The proposed transaction highlights the desire within the health care industry to consolidate more. Acquiring Aetna would give CVS even more patient data, as well as more leverage to get lower drug prices from pharmaceutical companies. But it’s not a slam dunk the deal would reach the finish line.
The biggest potential obstacles:
- Antitrust: CVS and Aetna don’t have a lot of overlapping businesses, making it appear the deal would have better odds of passing antitrust muster than Aetna’s failed deal for Humana. The companies do, however, have sizable footprints in Medicare Part D prescription drug plans. They have 7.6 million combined Part D members, according to the latest federal data, which equates to about 17% of Medicare’s Part D enrollment.
- Savings: The companies would presumably tout savings (i.e., money saved from layoffs and consolidating vendor contracts). But would the combined CVS-Aetna undoubtedly lead to lower health insurance premiums and better deals for drugs at the pharmacy counter? This is arguably the most central question.
- Other relationships: CVS just signed a deal with Anthem, a major insurance competitor to Aetna, to run some of the operations of Anthem’s new pharmacy benefit manager. The Aetna buyout would complicate CVS’ new Anthem agreement.
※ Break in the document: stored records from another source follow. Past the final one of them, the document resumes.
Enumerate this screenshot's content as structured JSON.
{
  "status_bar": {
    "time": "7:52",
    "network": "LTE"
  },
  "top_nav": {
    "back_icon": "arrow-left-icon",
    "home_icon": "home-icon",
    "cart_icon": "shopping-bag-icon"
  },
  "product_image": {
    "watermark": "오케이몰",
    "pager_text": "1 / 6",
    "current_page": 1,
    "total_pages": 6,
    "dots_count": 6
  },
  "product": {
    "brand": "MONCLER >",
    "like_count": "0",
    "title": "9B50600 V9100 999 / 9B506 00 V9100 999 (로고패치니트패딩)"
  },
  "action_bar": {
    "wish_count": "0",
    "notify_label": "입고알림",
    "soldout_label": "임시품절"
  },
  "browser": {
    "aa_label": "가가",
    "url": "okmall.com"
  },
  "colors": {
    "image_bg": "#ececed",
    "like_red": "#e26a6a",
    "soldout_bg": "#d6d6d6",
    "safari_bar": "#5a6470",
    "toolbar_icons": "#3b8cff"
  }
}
- The Trump wild card: Trump made it clear in his latest executive order that his administration will “focus on promoting competition in health care markets and limiting excessive consolidation.” The CVS-Aetna deal is a direct challenge to that order.
- What’s old is new again: Health insurers used to own pharmacy benefit managers but sold them off several years ago. Now they are integrating back together. Will they eventually splinter off again if Wall Street demands it?